Trevor met her as she walked back toward him in the falling darkness. “What gear did you bring with you?” he asked neutrally.
Apparently, he was willing to declare a truce for now. Fair enough. If he was willing to wait to chew her out for stowing away, she could wait to have it out with him for leaving without saying goodbye to her.
Equally neutrally, she answered, “I have a full kit, minus a rifle and ammo.”
“How did you pull that off?”
“Cal sent my kit in the trunk full of dresses. Didn’t it occur to you that it was awfully heavy for a few party gowns?”
“Sonofagun.”
She smiled a little at his chagrin. It was rare that anyone pulled one over on Trevor Westbrook.
“Do you have your own tent?” he asked.
“No. But it’s not like we haven’t shared one before.”
“Mansur won’t stand for that,” Trevor warned.
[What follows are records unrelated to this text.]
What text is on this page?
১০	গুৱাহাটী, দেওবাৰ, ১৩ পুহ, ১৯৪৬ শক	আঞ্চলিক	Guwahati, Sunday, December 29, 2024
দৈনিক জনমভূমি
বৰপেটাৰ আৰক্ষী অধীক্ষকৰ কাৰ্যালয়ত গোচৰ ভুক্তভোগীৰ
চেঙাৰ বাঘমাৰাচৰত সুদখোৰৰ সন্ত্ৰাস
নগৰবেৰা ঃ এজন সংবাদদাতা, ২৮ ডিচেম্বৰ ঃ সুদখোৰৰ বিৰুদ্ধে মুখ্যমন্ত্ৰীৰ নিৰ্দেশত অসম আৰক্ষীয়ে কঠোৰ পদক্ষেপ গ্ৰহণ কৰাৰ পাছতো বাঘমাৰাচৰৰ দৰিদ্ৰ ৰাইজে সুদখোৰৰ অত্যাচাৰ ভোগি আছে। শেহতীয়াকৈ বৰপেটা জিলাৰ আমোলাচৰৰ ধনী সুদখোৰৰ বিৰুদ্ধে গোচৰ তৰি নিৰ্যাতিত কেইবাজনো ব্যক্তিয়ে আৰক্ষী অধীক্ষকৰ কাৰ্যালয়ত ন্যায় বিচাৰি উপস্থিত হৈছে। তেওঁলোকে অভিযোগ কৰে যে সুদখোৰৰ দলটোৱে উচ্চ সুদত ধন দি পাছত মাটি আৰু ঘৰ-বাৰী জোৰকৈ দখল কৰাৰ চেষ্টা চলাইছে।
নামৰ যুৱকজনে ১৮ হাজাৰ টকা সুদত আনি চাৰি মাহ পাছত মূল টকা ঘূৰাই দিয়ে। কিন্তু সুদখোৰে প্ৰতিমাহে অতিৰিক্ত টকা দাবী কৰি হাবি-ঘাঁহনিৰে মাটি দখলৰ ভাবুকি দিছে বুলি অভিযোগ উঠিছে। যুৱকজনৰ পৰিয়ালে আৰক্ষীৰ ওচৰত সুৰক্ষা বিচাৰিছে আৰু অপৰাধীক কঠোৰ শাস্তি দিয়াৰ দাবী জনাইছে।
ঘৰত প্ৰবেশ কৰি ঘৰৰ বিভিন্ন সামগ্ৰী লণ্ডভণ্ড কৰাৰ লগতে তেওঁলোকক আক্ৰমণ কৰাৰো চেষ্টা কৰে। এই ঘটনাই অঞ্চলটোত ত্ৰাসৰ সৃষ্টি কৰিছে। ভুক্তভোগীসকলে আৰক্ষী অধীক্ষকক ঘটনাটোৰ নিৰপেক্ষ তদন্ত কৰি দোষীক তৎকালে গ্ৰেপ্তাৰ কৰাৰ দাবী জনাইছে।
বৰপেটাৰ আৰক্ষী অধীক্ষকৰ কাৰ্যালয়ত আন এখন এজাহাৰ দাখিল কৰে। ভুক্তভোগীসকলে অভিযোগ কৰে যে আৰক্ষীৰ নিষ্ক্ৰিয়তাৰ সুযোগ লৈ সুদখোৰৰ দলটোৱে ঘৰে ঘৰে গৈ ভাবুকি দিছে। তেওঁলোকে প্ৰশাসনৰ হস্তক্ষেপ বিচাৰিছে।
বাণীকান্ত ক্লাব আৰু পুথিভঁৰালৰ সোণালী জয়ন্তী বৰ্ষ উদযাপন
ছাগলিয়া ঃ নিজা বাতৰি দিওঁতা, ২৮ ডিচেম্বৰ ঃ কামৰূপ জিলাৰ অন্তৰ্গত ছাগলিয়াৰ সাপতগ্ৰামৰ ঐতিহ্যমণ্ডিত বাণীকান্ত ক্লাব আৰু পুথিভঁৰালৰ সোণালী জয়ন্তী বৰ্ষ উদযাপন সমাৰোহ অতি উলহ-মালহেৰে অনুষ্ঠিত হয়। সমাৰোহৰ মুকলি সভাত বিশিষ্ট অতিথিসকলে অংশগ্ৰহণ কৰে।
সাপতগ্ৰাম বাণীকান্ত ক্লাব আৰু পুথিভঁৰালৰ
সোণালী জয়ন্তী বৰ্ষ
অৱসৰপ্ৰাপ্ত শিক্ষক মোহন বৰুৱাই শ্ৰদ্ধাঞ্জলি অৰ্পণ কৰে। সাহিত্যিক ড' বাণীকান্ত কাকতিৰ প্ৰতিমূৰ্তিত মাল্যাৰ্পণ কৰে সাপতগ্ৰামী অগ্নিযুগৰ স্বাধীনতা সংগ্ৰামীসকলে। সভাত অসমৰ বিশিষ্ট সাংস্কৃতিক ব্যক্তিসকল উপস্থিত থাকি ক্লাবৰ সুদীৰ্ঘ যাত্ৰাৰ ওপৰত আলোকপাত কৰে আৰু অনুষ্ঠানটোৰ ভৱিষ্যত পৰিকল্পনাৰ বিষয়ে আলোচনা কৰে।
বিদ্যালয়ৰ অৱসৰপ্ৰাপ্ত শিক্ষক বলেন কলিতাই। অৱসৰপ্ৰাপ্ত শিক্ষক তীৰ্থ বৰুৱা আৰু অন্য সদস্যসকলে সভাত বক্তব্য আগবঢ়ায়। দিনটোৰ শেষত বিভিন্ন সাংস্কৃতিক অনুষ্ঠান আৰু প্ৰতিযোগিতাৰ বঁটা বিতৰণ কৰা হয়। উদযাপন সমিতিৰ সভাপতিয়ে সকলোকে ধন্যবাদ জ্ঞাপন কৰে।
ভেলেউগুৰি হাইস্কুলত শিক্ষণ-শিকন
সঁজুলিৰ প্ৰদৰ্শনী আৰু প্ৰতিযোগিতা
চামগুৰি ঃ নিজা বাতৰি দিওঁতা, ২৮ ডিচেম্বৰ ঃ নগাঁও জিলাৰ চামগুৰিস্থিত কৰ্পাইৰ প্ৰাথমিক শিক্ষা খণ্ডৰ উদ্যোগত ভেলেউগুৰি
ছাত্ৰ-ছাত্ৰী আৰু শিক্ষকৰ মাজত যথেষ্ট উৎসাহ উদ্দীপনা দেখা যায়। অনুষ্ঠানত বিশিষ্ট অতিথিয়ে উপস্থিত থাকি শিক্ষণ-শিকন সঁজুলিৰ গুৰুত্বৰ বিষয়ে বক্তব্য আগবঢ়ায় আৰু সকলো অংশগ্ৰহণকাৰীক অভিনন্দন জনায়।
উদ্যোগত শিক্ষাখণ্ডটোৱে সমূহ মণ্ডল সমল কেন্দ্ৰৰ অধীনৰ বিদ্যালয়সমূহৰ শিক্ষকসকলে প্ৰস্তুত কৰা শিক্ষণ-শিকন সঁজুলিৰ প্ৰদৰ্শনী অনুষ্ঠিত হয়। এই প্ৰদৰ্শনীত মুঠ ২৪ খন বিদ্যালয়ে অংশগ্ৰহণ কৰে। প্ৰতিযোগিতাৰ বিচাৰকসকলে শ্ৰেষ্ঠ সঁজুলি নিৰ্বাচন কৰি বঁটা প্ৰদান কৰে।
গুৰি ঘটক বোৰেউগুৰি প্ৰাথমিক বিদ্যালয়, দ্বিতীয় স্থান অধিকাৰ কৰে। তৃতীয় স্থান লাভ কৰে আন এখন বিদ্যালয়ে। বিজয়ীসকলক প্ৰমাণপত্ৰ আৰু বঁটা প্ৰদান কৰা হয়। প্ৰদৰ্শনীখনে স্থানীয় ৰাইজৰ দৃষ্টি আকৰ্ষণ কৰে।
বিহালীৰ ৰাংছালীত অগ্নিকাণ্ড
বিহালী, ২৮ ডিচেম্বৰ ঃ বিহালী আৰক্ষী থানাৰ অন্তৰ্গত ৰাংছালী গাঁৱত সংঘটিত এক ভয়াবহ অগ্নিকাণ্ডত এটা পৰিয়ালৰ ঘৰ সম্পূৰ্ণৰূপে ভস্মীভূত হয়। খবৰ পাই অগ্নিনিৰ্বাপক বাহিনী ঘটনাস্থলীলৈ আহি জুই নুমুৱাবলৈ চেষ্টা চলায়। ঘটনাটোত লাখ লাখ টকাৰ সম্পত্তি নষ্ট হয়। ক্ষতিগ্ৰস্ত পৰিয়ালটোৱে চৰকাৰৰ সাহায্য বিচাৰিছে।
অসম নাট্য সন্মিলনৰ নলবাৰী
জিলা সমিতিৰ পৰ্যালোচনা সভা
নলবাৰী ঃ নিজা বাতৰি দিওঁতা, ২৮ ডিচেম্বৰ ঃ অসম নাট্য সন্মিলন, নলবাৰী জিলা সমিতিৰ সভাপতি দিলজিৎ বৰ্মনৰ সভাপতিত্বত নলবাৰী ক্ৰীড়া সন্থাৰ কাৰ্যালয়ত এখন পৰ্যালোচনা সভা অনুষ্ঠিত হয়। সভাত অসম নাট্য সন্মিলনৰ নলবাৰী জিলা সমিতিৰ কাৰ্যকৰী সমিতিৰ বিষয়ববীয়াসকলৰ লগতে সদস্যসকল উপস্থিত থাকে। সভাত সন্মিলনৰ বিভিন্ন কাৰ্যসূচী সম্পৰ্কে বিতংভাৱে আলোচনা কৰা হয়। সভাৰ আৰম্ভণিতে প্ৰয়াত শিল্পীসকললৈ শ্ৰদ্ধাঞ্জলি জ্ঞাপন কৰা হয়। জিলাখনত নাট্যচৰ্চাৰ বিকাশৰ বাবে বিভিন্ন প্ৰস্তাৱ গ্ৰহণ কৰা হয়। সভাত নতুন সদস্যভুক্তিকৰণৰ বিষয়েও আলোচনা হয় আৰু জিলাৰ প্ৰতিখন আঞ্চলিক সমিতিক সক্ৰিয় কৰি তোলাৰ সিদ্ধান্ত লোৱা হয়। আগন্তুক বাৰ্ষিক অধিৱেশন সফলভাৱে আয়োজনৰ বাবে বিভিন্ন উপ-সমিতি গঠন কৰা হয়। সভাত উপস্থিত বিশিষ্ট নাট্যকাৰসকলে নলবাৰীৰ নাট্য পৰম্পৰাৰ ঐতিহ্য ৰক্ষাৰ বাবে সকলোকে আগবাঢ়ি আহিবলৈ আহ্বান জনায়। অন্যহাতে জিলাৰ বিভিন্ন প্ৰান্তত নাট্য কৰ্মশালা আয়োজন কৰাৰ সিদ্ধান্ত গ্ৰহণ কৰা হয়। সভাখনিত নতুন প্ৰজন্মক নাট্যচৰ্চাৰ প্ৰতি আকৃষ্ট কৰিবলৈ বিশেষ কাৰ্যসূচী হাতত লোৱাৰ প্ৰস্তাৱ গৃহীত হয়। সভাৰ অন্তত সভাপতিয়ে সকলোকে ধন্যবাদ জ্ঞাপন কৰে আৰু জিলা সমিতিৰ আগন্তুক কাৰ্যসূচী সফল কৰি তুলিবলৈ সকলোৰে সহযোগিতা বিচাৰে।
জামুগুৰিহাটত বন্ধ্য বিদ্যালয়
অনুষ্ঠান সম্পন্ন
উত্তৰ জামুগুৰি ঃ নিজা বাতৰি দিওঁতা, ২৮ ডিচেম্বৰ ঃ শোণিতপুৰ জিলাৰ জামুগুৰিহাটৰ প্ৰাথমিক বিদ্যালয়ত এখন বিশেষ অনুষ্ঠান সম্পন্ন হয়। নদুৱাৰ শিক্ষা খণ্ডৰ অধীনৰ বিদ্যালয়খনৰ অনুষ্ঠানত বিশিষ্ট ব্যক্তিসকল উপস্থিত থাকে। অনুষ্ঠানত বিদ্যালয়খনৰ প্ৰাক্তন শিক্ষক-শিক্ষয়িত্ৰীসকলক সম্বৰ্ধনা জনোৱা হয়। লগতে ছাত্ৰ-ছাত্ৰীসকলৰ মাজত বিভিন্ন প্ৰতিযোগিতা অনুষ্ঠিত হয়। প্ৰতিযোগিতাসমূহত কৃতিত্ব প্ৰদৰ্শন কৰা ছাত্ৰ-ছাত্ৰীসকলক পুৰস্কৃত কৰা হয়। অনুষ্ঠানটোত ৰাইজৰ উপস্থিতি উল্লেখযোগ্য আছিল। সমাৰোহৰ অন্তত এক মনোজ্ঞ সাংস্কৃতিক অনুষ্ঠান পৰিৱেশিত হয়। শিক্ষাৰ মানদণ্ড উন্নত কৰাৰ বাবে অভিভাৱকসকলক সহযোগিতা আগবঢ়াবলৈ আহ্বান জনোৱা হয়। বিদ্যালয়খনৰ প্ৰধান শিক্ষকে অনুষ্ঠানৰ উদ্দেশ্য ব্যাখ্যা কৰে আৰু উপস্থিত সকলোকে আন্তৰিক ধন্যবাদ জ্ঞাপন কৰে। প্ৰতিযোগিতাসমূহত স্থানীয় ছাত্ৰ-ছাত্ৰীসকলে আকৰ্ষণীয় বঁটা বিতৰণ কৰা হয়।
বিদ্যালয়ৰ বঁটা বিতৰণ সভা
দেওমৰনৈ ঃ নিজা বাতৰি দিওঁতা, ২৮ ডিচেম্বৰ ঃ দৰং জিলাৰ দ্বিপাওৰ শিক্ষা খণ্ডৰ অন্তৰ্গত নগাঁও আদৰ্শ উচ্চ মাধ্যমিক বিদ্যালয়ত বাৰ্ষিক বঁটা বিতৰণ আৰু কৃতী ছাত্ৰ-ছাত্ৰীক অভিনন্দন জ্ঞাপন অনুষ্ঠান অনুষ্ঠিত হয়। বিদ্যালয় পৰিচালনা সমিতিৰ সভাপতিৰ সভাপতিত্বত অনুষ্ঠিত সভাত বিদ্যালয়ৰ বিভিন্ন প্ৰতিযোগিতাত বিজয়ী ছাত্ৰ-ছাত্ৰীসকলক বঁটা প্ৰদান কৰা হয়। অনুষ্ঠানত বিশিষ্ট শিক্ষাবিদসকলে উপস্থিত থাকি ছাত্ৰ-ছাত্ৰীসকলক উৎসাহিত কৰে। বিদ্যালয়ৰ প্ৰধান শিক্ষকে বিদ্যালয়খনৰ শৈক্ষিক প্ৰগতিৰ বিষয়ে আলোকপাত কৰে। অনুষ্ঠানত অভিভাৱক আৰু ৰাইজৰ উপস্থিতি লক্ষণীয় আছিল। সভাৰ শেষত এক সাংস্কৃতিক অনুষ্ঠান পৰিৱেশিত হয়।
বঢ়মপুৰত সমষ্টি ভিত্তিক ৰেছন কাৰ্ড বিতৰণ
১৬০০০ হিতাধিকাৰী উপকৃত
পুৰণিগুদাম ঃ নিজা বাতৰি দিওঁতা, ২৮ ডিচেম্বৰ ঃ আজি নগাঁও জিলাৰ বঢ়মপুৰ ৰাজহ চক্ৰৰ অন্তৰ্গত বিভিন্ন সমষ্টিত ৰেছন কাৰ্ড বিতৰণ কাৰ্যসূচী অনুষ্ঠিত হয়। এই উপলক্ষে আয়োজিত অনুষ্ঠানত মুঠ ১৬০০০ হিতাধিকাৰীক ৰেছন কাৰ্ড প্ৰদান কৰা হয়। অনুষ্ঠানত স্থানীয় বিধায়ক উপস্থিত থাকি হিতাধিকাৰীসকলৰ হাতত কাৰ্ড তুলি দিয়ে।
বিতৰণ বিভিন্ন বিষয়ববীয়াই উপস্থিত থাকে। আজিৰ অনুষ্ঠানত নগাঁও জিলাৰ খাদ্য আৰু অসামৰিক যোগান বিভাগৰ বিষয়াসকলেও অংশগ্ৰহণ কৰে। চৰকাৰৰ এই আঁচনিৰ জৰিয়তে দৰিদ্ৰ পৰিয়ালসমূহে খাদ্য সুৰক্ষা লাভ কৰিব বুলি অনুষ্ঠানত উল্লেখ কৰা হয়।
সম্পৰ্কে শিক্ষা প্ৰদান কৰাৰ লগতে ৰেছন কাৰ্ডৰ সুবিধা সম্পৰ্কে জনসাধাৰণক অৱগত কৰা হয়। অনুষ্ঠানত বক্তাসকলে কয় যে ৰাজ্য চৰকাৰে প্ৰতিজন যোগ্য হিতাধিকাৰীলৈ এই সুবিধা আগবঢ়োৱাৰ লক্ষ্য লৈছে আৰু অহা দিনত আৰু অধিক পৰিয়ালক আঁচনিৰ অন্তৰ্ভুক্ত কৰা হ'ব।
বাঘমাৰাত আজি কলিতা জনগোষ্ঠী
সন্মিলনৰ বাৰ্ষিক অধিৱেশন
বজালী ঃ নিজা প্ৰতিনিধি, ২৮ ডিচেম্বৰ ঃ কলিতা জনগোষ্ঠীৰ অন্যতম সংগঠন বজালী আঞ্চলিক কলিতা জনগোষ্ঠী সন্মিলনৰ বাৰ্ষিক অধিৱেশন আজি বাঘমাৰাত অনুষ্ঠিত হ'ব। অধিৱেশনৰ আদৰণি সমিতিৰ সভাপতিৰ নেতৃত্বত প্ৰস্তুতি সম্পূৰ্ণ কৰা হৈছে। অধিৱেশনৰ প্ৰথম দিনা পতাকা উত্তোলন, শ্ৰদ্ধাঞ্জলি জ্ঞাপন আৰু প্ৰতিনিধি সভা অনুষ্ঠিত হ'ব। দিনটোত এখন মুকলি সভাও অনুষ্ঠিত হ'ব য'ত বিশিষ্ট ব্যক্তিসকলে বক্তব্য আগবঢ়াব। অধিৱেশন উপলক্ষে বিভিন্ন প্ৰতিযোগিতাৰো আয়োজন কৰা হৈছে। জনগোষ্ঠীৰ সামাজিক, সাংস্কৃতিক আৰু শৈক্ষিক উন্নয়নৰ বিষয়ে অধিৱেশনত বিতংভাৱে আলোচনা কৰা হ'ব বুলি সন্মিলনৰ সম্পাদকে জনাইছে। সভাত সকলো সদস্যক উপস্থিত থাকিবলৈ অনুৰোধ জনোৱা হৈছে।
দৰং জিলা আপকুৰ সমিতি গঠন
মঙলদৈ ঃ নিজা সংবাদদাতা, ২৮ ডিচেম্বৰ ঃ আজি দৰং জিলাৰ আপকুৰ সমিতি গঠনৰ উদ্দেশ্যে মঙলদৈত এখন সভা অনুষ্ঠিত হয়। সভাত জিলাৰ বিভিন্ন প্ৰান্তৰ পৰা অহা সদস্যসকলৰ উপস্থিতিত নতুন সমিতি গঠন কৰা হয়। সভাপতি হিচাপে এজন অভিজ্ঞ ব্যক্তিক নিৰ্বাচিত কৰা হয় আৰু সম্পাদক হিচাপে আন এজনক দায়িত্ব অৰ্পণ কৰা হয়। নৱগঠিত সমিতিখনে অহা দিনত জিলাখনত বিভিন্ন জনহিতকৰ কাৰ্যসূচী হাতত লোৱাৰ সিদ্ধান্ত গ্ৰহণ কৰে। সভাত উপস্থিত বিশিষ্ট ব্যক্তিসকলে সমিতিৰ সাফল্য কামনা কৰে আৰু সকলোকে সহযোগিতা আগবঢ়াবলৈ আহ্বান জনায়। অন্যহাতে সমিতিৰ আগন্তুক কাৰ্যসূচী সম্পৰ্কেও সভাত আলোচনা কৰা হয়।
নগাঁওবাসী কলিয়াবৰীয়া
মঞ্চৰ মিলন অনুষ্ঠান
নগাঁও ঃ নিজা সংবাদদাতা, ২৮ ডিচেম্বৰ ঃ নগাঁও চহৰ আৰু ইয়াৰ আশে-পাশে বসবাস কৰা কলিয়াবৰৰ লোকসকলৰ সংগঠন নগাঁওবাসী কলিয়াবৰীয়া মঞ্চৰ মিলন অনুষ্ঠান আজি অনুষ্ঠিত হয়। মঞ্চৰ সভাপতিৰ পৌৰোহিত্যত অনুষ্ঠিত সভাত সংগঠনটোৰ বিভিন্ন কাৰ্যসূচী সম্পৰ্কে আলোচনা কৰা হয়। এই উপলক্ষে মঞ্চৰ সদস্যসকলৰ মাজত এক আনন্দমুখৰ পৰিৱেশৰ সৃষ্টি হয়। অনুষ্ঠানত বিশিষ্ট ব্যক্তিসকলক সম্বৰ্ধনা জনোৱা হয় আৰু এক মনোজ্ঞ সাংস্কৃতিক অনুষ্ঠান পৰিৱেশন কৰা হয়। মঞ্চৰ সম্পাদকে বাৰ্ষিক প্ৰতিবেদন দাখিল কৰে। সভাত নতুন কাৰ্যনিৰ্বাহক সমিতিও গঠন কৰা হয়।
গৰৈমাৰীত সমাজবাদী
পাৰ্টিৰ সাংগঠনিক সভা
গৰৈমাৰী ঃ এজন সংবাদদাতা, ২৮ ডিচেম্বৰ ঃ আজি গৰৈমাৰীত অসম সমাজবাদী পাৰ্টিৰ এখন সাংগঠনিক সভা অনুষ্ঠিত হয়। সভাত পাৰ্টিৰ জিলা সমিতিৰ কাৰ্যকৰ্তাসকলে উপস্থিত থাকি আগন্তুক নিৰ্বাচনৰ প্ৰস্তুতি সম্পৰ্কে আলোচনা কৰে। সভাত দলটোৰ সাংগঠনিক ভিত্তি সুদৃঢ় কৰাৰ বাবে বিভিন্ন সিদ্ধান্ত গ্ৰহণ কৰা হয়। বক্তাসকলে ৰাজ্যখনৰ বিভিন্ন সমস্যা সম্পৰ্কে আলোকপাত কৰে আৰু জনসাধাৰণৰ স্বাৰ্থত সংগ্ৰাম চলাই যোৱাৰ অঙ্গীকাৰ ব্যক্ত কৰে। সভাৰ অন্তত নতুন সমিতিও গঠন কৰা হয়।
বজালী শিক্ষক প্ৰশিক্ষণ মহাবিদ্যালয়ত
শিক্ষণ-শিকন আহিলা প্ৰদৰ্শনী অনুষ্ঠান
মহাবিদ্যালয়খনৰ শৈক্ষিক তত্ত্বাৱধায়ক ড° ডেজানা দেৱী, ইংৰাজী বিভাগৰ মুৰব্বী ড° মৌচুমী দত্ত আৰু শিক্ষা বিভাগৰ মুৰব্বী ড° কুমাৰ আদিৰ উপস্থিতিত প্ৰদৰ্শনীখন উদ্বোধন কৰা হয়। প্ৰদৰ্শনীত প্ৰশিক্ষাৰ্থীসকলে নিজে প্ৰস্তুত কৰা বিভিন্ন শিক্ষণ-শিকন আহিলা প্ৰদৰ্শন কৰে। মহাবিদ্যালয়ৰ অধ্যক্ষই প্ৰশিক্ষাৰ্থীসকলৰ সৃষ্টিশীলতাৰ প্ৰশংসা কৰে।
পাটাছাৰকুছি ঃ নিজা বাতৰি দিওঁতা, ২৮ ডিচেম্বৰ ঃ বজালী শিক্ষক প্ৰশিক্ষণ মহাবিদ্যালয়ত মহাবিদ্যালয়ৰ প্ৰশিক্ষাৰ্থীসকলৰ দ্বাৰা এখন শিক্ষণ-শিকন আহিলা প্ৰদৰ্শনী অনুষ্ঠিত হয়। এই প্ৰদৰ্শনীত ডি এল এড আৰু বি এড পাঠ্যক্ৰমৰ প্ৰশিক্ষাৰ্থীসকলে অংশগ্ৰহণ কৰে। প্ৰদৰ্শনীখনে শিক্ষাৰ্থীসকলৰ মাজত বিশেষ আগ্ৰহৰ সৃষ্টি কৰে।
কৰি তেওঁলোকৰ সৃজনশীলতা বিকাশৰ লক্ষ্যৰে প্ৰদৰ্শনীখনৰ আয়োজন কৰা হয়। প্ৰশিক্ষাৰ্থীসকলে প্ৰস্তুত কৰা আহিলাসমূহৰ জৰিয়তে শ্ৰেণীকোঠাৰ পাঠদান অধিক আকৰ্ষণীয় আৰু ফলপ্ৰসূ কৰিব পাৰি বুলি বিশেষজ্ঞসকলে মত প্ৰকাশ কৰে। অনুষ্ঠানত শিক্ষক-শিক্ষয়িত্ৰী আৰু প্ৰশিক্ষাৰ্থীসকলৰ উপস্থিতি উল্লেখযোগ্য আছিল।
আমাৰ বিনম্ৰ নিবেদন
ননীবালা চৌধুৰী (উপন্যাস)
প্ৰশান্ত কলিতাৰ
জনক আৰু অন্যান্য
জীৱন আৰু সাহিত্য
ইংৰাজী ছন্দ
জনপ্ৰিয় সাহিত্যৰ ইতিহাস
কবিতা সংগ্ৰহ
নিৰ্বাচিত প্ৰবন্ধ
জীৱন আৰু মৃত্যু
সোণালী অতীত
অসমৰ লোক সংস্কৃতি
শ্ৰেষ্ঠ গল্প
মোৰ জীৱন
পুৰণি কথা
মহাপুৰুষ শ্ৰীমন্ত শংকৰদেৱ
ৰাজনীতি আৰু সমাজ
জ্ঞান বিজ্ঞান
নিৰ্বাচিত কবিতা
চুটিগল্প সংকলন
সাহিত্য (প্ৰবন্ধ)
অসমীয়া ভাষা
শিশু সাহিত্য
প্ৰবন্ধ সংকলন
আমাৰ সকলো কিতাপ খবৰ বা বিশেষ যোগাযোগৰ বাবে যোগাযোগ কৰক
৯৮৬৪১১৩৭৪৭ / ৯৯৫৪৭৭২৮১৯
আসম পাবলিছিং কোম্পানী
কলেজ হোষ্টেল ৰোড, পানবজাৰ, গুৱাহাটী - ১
“He’s scared spitless of us. He won’t say a word,” she predicted.
“You underestimate the power of his beliefs. He’ll say something.”
He turned out to be right. Mansur was having no part of her sharing Trevor’s tent. In the end, Mansur slept across the seat of the truck cab, she slept in the back of the Range Rover, and Trevor slept in the low-profile military tent he’d purchased in Karaken.
As Trevor closed her into the Range Rover with an alarm set on her watch for four hours hence, he murmured, “Beware of Mansur.”
“Why?”
“Just don’t be lulled into a false sense of security around him. He’ll kill either or both of us if he can.”
She stared at Trevor, startled. Had she been lulled so much by Mansur’s fear
she’d missed the fact that he had potential to be dangerous? She trusted Trevor’s instincts implicitly. If he was wary of Mansur, she would absolutely follow suit.
Trevor waited until she locked the doors from inside before he retreated into the darkness. He wouldn’t be so cranky about her having stowed away a few hours from now when he got to sleep the rest of the night and she took over the watch for him.
Four hours later, a rhythmic vibration against her left wrist woke her up. She shed the blanket and shivered immediately. This would definitely be a walking watch rotation.
Except when she piled out of the back of the vehicle, she spied Trevor sitting beside a small combat fire. He’d dug a shallow pit and built the fire in the bottom, disguising the flames from distant eyes. He’d gathered a big enough pile of wood to last all the way through her shift on the watch, too.
The night around them was cold and crystalline. It felt as if it would shatter if she disturbed its silence. Trevor gestured to the big log he sat on, and she sank down beside him.
He spoke in a hush, as if he felt the brittle quality of the night as well. “Okay. True confession time. Why did you stow away in the truck?”
“Cal gave me orders to bring you and Kenny back alive. You’d made it clear you didn’t want me to go along with you, so it wasn’t a big surprise when you tried to sneak away.”
“I didn’t expect you to find out. Did Gohar tell you?”
“Mansur did. He bragged about how eager you were to get away from me and that he would be the one who came back to claim me.”
“Bastard,” Trevor muttered.
“He sounded as if he might try to kill you. If I hadn’t already been planning to go with you, I would have had to come after he talked all that smack about you.”
“Thanks.”
She shrugged. “You’d have done the same for me.”